In occasione del Leone d'Oro alla carriera di Clint Eastwood

I ponti di Madison County

Se la fascinazione che promana dai luoghi e dalle cose, e raggiunge gli uomini, ha un senso, I ponti di Madison County svolge questa funzione a meraviglia, ma nell’ambito di quel rapporto tutto particolare che film e libri dell’America intrattengono con il loro scenario ambientale. Un rapporto in cui la natura si fonda con l’elemento umano, a sua volta composto dalla presenza fisica dell’uomo (in particolare delle masse) e dalla presenza dei suoi manufatti, delle sue creazioni che si sovrappongono e si integrano con la natura.

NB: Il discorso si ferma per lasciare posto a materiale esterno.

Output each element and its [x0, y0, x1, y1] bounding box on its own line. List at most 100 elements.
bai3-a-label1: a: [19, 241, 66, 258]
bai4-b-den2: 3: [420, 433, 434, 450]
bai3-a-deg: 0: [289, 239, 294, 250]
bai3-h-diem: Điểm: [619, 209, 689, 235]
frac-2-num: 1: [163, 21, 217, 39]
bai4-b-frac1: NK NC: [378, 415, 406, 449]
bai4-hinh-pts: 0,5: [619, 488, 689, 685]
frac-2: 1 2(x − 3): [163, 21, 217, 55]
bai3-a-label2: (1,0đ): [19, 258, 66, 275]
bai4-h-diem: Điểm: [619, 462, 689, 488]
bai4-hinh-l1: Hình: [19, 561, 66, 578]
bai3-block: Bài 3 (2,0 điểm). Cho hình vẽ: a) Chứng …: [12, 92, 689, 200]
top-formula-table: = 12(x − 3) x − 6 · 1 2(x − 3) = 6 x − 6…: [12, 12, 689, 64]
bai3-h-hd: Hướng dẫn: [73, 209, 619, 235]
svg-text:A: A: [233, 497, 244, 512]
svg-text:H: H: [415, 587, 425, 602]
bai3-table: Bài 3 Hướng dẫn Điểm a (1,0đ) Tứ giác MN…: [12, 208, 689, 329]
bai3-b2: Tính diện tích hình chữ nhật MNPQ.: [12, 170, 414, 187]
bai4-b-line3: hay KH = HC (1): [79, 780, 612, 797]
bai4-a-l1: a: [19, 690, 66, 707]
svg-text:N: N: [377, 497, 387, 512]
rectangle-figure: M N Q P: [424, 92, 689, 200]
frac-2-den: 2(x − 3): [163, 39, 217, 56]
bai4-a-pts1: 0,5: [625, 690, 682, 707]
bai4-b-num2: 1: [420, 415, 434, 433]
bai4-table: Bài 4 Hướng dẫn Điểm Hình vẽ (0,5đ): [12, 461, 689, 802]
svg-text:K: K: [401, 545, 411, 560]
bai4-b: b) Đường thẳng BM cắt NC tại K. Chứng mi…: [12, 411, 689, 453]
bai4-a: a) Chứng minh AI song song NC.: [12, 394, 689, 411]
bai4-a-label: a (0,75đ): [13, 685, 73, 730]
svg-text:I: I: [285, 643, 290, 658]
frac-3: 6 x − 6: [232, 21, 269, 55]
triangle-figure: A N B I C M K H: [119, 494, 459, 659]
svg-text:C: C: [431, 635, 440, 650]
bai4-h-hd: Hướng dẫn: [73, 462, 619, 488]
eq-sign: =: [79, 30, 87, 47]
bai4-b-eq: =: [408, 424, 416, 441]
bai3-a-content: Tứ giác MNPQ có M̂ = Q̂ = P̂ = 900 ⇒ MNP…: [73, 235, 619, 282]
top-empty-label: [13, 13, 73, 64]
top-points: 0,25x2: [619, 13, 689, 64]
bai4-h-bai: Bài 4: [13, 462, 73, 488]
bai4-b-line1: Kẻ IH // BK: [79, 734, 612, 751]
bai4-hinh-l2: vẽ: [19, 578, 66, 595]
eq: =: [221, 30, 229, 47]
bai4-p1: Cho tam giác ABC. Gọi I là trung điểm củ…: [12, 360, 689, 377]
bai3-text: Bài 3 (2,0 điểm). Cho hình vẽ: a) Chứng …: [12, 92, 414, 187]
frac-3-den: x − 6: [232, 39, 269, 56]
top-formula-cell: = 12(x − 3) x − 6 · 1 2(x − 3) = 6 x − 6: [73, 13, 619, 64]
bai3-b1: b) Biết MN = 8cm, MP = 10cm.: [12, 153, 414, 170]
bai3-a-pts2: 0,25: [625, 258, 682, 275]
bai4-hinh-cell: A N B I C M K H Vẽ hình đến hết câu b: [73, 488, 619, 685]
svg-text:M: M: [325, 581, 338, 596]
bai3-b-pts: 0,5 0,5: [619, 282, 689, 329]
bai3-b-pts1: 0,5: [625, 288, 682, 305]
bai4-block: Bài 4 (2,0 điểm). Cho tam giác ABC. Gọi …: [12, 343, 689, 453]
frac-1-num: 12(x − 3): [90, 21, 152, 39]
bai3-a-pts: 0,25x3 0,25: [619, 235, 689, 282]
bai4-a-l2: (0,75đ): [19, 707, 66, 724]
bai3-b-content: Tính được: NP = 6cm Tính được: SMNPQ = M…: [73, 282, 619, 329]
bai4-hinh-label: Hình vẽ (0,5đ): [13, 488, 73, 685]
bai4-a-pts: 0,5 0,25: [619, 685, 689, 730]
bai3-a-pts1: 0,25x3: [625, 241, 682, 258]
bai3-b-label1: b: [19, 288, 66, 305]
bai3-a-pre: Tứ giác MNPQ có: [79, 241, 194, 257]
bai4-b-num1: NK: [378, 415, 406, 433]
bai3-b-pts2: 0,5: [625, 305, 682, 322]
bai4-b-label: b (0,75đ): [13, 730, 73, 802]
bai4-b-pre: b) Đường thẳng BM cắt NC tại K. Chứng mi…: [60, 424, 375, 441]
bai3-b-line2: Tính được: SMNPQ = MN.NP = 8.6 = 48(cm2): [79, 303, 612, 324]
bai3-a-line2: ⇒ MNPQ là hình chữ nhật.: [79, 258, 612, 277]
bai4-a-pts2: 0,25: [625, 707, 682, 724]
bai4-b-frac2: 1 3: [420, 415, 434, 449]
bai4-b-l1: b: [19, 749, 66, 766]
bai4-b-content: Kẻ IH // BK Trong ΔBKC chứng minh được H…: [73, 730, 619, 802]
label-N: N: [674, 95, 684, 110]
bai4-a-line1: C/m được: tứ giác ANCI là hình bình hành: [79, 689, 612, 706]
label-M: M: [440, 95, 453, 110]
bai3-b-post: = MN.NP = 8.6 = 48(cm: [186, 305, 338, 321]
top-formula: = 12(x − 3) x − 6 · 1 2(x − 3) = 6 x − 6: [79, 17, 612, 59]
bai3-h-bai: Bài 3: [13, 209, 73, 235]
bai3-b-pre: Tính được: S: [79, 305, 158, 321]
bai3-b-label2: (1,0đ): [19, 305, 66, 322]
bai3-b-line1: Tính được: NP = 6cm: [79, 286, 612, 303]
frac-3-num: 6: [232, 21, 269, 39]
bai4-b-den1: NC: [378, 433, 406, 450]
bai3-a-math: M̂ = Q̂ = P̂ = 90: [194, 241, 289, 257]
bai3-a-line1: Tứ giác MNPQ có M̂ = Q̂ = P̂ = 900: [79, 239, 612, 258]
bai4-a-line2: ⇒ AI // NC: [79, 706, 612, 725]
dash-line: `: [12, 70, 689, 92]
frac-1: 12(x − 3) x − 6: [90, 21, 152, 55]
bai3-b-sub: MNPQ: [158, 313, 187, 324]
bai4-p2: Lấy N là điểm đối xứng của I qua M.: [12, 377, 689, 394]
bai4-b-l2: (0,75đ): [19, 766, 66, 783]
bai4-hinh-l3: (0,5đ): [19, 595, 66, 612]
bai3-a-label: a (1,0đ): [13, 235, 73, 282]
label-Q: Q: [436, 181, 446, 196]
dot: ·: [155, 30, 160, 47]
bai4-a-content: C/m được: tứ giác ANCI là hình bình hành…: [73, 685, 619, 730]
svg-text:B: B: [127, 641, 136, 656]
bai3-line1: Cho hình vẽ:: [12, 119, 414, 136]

Prendiamo a esempio tre momenti, tre lunghe sequenze di Underworld. Don DeLillo dà prova di straordinario virtuosismo nel descrivere, prima ancora che nel narrare, tre ambienti indimenticabili in cui il dato geografico-topografico-scenografico vive della presenza umana e del lavoro umano. L’apertura, con le 50 pagine sullo stadio gremito di folla per l’incontro Giants-Dodgers; subito dopo, la valle desertica in cui Clara Sax ha allestito la sua smisurata mostra permanente di B-52 ridipinti; il palazzo, infine, sede degli squatters bambini dove si riflette nei muri e nei murales il dramma di Esmeralda. Ma potrei pensare anche agli straordinari sfondi dipinti nei romanzi di Cormac Mc Carthy, e di lì andare a praticamente tutto John Ford.

Ora, i ponti coperti di Madison County soffrono proprio della mancanza di questo dato; sono abbandonati o quasi, solitari, ben conservati, ottimo reperto per un servizio da National Geographic, ma condizione di essere vivificati da qualche storia. Tale è in genere infatti l’approccio della rivista, che non fa geografia pura ma fa geografia umana, specialmente quando tratta di U.S. Probabilmente l’Europa ha un rapporto diverso con il proprio paesaggio, andandovi a cercare primariamente la stratificazione, il retaggio dei secoli e delle culture, l’universalità. Un approccio che non mi sentirei di disconoscere, ma che è diverso da quello americano.

Questa necessità, questa urgenza, dà a tutto il film la tensione che lo percorre, non diversamente da Potere assoluto, Gli spietati, Il cavaliere pallido oppure Honkytonk Man. Non ci si faccia trarre in inganno dall’argomento e dalla vicenda: non è perché siamo nel romantico (e al limite nello strappalacrime) che Clint rinuncia alla tensione e allo sviluppo drammatico. Non sono indispensabili i toni cupi tipo Il postino suona sempre due volte: anche un dramma a modo suo sereno e solare come quello del fotografo e di Francesca-M. Streep si carica di incertezza, di pathos e di ineluttabilità. Cosicché nel momento topico che avviene, anche questo americanamente in cucina (non sotto forma di amplesso sul tavolo — ancora il Postino di Rafelson — ma sotto forma di ballo lento al suono della radio) viene fuori la lezione di Sergio Leone: si possono abbreviare, tagliare, sintetizzare tutti gli sviluppi drammatici e tutti i tempi dell’azione nel corso del découpage, ma non un momento come la canzone che funge da scatenamento del desiderio. La canzone tutta intera dura 6’; Clint e Meryl Streep stanno allacciati a ballarla per 3’30". Questo si chiama tempo reale. E noi ce la sorbiamo tutta, come l’agonia di chi si è preso una pallottola in duello. Poi i tempi possono di nuovo restringersi e l’ellissi può trionfare dove meglio si crede.

I ponti di Madison County è quindi un film sul tempo: quello che si ricostruisce con le lettere di Francesca ritrovate dal notaio, quello che passa tra l’incontro Robert-Francesca e gli anni che seguono, anni di ricordo e di rimpianto, quello delle ore passate insieme rievocate in un flash per la strada, un pick-up nei garretti dell’altro, con Clint che appende al retrovisore il girocollo; tempo e ciò che sopravvive al tempo; tempo vissuto nei fatti e rievocato nell’intimo; tempo del destino, da cui Clint si defila; tempo dell’impossibilità e della negazione: come dire un cantante tisico.